Intervention de Michel Sapin

Commission des finances, du contrôle budgétaire et des comptes économiques de la nation — Réunion du 11 juin 2014 : 3ème réunion
Loi de finances rectificative pour 2014 — Audition de Mm. Michel Sapin ministre des finances et des comptes publics et christian eckert secrétaire d'état au budget

Michel Sapin, ministre des finances et des comptes publics :

Le projet de loi de finances rectificative, qui exauce l'un de vos voeux, constitue l'acte I de la mise en oeuvre du pacte de responsabilité et de solidarité. L'acte II sera le PLFRSS, délibéré en Conseil des ministres la semaine prochaine, puis débattu par les assemblées, le projet de loi de finances pour 2015 marquant l'acte III. Cet ensemble construit la logique du pacte de responsabilité et des décisions du Gouvernement.

Nous sommes également dans la première phase d'un programme d'économies qui commence par des économies supplémentaires cette année et qui se poursuivra par les 50 milliards d'euros d'économies indispensables à la mise en oeuvre du pacte de responsabilité. Ce programme financera la baisse des impôts et des cotisations au profit des entreprises et des ménages et permettra de poursuivre la diminution du déficit et la maîtrise de la dette. Il représente 4 milliards d'euros d'économies, dont 1,6 milliard d'euros d'annulation de crédits budgétaires. Telle est notre réponse à la demande de la Commission européenne. Cet effort additionnel est nécessaire. En 2013, nous avons respecté nos objectifs de dépenses, sans pouvoir atteindre nos objectifs de recettes à cause d'une croissance faible.

Dans le PLFRSS qui sera déposé mercredi, nous nous engageons à mettre en oeuvre les annonces faites par le président de la République en début d'année, et confirmées par le Premier ministre dans sa déclaration de politique générale et dans le pacte de responsabilité.
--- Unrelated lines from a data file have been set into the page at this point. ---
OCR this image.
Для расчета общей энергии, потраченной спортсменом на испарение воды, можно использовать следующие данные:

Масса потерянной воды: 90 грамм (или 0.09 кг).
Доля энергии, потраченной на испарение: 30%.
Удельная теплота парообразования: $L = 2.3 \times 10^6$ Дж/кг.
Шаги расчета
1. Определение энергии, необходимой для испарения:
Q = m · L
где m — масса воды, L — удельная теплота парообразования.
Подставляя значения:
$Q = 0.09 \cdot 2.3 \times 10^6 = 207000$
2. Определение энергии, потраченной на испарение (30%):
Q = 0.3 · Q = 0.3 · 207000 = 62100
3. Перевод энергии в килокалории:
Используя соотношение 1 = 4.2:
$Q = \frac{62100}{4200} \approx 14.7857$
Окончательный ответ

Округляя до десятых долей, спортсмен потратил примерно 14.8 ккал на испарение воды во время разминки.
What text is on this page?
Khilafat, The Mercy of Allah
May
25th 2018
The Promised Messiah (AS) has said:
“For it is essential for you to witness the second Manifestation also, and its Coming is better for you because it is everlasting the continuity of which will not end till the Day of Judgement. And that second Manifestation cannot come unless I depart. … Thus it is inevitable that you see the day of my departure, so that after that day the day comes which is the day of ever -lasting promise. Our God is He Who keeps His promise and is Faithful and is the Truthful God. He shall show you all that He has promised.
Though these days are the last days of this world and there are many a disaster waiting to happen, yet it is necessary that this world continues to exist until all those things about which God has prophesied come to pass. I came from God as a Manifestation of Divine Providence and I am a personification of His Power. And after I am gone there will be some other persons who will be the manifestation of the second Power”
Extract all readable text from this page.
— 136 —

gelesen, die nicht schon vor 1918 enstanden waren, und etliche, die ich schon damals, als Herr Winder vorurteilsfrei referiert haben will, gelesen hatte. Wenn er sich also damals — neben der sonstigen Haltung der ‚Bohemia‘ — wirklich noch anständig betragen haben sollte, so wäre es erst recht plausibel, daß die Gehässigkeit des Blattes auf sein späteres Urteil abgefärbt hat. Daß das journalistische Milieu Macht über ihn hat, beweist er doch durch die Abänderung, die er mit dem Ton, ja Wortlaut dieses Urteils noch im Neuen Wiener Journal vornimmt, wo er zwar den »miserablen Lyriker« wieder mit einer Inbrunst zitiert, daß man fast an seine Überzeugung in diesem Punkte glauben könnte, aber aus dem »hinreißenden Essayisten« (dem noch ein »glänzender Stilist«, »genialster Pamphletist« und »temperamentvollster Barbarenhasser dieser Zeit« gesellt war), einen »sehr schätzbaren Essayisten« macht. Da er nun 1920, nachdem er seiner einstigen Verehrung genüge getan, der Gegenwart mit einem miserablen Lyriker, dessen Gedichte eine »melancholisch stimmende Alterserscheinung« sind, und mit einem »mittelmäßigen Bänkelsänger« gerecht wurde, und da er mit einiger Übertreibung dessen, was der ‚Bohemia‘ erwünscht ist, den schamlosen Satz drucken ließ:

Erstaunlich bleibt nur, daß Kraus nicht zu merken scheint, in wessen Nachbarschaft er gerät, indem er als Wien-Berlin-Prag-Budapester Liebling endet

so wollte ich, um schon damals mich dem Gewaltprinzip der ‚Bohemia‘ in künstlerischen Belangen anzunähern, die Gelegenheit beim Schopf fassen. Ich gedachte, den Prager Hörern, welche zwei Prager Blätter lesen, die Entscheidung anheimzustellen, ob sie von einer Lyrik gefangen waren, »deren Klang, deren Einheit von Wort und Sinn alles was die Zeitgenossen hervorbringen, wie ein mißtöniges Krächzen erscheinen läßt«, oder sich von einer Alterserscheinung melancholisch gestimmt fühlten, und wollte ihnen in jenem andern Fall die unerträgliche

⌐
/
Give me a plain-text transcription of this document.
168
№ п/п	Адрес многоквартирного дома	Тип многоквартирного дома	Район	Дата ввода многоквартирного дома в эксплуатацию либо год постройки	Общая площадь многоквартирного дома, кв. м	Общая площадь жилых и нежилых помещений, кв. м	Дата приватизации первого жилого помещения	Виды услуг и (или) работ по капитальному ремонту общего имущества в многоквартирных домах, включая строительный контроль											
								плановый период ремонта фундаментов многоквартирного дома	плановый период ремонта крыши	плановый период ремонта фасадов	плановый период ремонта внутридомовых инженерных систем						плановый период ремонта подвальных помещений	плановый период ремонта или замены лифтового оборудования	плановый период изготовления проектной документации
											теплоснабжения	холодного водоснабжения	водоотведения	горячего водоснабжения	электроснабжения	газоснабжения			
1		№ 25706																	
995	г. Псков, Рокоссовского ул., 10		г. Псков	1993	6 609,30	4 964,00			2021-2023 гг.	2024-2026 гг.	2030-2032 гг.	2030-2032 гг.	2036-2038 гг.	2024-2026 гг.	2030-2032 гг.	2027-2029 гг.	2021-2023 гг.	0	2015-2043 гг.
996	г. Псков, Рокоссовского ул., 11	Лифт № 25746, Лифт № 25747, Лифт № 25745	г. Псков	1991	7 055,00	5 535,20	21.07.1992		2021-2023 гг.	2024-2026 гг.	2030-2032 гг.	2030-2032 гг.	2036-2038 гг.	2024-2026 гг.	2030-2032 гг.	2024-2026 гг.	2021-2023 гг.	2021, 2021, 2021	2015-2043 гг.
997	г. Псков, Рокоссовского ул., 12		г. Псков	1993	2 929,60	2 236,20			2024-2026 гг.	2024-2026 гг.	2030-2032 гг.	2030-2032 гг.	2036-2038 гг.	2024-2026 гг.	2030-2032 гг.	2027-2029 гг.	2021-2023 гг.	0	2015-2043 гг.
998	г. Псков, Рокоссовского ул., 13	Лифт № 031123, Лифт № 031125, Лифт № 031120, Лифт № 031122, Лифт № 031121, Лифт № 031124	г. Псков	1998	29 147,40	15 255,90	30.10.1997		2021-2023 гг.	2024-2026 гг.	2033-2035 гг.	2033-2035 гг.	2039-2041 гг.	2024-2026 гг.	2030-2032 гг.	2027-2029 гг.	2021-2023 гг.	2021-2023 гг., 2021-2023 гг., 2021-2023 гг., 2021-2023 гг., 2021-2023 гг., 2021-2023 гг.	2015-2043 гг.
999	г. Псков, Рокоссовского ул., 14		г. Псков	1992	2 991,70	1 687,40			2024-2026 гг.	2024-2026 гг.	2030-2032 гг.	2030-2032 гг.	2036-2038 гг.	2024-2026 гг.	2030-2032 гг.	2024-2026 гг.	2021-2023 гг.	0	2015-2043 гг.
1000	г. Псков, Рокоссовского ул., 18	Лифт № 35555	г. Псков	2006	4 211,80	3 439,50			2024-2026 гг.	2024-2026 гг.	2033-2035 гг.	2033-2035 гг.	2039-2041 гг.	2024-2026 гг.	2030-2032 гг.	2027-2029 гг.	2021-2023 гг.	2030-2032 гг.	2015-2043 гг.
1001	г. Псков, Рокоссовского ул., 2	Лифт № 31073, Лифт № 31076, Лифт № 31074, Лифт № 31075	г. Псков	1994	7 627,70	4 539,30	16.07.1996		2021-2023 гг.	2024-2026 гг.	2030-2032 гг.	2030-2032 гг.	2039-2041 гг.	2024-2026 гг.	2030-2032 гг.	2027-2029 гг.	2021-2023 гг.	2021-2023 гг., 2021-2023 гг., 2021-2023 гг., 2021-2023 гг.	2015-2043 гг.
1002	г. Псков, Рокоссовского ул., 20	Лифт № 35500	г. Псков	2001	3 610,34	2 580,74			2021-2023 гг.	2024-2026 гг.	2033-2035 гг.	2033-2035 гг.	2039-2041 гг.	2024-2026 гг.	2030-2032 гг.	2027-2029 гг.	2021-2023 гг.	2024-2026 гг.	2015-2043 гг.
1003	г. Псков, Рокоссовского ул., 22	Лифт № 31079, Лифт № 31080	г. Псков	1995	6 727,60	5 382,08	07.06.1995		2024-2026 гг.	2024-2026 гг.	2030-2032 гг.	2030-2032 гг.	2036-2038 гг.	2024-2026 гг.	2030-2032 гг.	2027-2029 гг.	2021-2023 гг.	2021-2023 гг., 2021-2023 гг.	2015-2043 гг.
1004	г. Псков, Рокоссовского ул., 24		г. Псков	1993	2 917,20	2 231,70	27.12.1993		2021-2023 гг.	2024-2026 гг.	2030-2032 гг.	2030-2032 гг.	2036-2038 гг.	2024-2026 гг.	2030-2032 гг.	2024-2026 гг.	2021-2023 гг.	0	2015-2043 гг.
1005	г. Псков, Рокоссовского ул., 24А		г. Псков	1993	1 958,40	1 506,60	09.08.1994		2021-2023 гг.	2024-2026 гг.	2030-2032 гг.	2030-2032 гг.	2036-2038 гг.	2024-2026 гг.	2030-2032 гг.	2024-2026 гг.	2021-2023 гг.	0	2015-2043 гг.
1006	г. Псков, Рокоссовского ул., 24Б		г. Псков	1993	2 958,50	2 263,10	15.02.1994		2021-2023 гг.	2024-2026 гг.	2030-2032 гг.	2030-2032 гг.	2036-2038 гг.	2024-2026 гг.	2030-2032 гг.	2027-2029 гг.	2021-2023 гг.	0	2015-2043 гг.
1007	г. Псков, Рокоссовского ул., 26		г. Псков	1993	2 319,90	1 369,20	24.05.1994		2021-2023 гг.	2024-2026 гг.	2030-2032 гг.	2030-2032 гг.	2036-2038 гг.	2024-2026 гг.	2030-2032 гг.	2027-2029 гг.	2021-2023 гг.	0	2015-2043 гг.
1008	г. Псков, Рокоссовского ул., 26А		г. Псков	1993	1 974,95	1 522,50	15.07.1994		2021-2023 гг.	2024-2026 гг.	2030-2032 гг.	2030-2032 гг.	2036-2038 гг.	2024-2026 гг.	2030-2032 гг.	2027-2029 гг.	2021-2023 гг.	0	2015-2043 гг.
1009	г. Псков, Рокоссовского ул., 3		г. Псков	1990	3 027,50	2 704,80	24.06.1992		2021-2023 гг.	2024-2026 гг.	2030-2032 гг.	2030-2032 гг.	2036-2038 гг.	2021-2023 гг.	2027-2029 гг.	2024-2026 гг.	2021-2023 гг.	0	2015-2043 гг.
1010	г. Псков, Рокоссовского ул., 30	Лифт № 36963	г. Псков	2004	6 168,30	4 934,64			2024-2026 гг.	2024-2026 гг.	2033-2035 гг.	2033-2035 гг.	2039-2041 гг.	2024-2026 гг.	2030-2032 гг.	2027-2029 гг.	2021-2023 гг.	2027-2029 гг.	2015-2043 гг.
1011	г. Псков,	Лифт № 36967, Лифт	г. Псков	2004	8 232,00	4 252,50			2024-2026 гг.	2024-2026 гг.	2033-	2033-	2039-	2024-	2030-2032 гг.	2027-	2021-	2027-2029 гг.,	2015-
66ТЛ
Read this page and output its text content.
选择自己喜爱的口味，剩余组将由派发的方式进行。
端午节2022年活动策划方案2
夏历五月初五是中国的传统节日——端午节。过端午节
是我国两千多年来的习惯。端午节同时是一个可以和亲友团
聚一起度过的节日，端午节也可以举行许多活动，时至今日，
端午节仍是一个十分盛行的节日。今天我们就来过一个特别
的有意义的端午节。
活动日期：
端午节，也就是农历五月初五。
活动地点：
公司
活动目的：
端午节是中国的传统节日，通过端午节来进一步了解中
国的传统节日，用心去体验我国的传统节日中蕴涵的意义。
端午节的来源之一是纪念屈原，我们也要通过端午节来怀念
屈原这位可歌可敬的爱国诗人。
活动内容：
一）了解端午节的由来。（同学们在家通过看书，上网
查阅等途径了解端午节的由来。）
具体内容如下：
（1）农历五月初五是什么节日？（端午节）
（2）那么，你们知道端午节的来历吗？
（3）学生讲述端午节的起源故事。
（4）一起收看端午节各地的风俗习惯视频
L'objectif est de renforcer notre politique en faveur de la croissance et de l'emploi, par des mesures de soutien à la compétitivité et par un allègement de la pression fiscale et sociale sur les ménages aux revenus les plus modestes, en donnant de la visibilité à ces mesures à l'horizon 2017 et en inscrivant dans la loi dès maintenant les mesures du pacte 2014-2015.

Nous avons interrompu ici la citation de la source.